A 13 year old female, born of non-consanguineous marriage, presented with asymptomatic hyperkeratotic, hyper pigmented warty plaques distributed in a linear fashion over the right side of the body. The patient’s mother complained that these lesions were present since infancy. They were stable for a long period of time, but had progressed in size to involve the whole of right upper extremity over the past 3 years. On physical examination, patient had well-defined, hyper pigmented verrucous plaques in a linear blashkoid distribution extending from just above the supramammary area, shoulder, right arm and forearm extending in a contiguous fashion to involve the thinner eminence of right palm and till the tip of index finger with some areas of intervening normal skin. There was no evidence of any other skin lesions and hair, nail, and mucosae were normal (Figure 1). The child was developmentally normal and there were no gross abnormalities seen Figure 2. A detailed systemic examination revealed no abnormality. Ophthalmologic, neurological and orthopaedic specialist consultations were sought to rule out an epidermal nevus syndrome and there was no abnormality detected in any of the systems. Microscopic picture of the biopsy showed an epidermal proliferative lesion (Figure 3). There was hyperkeratosis, papillomatosis, acanthosis and increased basal layer pigmentation. Dermal collagen and a few telangiectatic vessels were seen within the papillary projections along with mild inflammatory infiltrate. Pseudohorn cysts were also seen. Histopathological diagnosis was consistent with linear verrucous epidermal nevus (LVEN). Inflammatory linear verrucous epidermal nevus (ILVEN) shows a characteristic histological feature of regular alteration of slightly raised parakeratotic areas without a granular layer and a slightly depressed orthokeratotic area with prominent granular layer and hence was ruled out.1,2 LVEN resembles seborrheic keratosis which generally lacks the inflammatory changes and characteristic changes in the stratum corneum seen in LVEN.

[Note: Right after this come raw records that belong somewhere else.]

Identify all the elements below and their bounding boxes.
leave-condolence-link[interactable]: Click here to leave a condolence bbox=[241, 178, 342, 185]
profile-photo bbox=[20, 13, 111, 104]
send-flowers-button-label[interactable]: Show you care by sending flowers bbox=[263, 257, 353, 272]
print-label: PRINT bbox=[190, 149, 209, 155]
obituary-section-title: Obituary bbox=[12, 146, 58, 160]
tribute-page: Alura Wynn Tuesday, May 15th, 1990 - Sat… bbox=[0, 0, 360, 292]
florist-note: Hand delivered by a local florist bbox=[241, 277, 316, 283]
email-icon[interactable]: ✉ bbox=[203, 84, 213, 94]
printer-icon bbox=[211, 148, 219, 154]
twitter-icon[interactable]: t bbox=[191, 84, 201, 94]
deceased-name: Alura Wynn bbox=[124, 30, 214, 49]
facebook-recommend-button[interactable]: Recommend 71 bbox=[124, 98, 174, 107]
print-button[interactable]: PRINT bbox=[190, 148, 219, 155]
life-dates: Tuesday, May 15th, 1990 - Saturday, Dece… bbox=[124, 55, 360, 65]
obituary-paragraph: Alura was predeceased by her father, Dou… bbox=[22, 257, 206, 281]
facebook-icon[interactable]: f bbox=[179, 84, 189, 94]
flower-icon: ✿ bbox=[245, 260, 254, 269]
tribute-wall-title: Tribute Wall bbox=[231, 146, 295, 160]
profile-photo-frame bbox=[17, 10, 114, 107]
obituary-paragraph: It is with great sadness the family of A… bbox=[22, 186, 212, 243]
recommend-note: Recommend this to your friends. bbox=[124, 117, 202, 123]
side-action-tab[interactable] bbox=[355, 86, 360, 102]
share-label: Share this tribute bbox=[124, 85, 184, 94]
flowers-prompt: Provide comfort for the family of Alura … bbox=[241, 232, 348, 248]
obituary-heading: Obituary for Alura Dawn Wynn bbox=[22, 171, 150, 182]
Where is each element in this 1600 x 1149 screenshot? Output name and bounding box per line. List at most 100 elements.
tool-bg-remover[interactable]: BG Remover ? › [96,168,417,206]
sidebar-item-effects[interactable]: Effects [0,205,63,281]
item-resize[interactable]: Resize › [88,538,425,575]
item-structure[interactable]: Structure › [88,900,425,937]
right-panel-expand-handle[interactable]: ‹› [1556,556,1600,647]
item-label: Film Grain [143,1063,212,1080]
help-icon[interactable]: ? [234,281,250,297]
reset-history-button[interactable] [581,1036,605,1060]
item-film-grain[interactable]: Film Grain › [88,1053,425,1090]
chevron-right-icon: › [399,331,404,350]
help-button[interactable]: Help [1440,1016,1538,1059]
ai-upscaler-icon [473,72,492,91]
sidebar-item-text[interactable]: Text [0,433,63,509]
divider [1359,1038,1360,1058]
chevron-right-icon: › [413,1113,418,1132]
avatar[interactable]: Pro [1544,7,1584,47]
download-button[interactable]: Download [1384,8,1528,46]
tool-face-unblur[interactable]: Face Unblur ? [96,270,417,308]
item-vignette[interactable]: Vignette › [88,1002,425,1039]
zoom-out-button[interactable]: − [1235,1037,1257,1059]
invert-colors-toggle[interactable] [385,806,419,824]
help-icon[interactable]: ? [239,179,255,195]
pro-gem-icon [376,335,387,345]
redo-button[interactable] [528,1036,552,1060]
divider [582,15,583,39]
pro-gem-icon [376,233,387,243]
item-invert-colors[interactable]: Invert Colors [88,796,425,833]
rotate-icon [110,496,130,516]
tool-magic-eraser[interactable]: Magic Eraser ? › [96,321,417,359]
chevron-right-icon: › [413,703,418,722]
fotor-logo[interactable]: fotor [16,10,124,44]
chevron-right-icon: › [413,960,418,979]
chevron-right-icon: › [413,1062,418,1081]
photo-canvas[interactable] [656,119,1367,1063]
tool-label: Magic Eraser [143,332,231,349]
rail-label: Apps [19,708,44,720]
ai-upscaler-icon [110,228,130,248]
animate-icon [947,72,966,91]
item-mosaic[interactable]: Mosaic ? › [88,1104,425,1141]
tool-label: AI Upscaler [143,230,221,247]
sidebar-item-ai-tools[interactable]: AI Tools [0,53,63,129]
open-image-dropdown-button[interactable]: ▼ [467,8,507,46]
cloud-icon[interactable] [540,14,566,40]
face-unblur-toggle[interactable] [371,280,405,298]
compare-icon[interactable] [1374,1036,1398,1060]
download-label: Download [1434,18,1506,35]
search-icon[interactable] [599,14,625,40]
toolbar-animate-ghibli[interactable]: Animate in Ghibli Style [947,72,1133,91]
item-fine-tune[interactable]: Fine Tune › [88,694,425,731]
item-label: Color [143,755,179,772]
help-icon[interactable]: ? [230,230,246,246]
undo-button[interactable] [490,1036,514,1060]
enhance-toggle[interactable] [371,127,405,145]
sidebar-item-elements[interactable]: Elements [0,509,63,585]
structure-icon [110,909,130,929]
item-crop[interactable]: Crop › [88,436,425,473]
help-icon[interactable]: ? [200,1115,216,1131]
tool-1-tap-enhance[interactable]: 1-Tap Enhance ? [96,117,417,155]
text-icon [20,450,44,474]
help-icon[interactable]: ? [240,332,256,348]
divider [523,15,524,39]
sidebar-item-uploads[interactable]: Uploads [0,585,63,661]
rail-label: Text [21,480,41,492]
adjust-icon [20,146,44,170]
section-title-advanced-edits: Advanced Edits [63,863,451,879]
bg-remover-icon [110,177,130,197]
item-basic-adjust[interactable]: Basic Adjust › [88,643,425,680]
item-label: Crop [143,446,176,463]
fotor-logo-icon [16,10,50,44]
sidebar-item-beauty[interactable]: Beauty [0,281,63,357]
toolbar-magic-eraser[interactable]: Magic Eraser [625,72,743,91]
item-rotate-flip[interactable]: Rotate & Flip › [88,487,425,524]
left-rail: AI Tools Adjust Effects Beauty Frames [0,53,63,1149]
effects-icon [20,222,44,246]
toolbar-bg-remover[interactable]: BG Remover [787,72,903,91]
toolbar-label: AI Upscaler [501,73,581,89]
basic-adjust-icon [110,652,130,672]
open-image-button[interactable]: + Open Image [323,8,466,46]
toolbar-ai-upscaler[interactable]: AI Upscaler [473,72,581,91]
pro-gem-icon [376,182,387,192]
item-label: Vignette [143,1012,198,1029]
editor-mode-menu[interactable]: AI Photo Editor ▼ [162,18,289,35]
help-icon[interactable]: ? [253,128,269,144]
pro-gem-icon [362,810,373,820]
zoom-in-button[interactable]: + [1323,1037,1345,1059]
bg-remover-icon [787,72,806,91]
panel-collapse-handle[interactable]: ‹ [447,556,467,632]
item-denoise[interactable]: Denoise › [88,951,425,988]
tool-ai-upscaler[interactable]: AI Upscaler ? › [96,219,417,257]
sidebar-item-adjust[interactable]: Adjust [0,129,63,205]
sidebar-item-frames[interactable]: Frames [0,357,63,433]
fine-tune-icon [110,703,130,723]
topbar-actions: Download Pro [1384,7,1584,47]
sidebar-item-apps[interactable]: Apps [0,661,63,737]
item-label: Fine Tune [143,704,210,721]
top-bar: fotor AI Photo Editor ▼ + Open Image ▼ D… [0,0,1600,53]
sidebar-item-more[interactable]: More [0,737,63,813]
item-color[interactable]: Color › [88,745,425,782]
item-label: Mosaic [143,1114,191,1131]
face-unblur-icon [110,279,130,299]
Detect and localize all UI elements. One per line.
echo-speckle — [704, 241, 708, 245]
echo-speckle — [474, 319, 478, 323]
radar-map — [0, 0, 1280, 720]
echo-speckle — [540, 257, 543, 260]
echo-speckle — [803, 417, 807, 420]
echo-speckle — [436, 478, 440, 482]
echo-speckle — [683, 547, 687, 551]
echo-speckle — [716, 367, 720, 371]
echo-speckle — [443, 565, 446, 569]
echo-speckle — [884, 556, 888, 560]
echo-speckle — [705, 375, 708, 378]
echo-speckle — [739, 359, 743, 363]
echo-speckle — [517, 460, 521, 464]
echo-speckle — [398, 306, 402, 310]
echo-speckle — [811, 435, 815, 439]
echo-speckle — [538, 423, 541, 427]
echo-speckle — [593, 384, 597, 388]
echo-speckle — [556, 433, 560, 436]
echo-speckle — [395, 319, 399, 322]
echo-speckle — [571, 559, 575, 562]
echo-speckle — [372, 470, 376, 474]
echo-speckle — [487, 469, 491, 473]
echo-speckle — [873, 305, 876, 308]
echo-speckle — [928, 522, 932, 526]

Figure 1 There was no evidence of any other skin lesions and hair, nail, and mucosae were normal.

Figure 2 Shows involvement of the entire arm and chest and the extent of involvement.

Figure 3 Microscopic picture of the biopsy showed an epidermal proliferative lesion.

In psoriasis, distinction can be difficult without clinical correlation. Neutrophilic pustulation is generally not a feature of LVEN. Epidermal nevi represent Blaschkoid hamartomas of the skin that result from mosaic post-zygotic mutations.3 LVEN are the most common amongst these epidermal nevi that include nevus comedonicus, ILVEN and nevus sebaceous.4 LVEN can exist as single or multiple lesions, may be of any size and may occur on any site.5 Clinically, they appear as brownish to skin coloured, well demarcated, verrucous papules that coalesce into plaques. The majority of epidermal nevi are either present at birth or occur within the first year of life.4 LVEN pose a therapeutic challenge because superficial destruction may result in recurrence, whereas deeper modalities are limited by the extent of affected areas and a higher risk of post-procedural scars.6,7 Various light-based treatments, which include Argon,8 PDT,9 ruby laser,10 Erbium:YAG,11 and CO2 laser814 have been reported to be variably effective in LVEN. Extent of lesional hyperkeratosis may be a predictor of response to laser therapy. For hard or keratotic LVEN, CO2 laser was shown to be more effective than the Argon laser.8 In a study of 25 patients with epidermal nevi (24 patients with LVEN), CO2 laser vaporization led to complete or almost complete resolution in 92% of patients with soft flattened nevi but only in 33% of patients with keratotic nevi. The majority of recurrent lesions occurred in patients with keratotic nevi. Of those treated, 12.5% had hypertrophic scars.14



Conflict of interest

The authors declare there is no conflict of interest.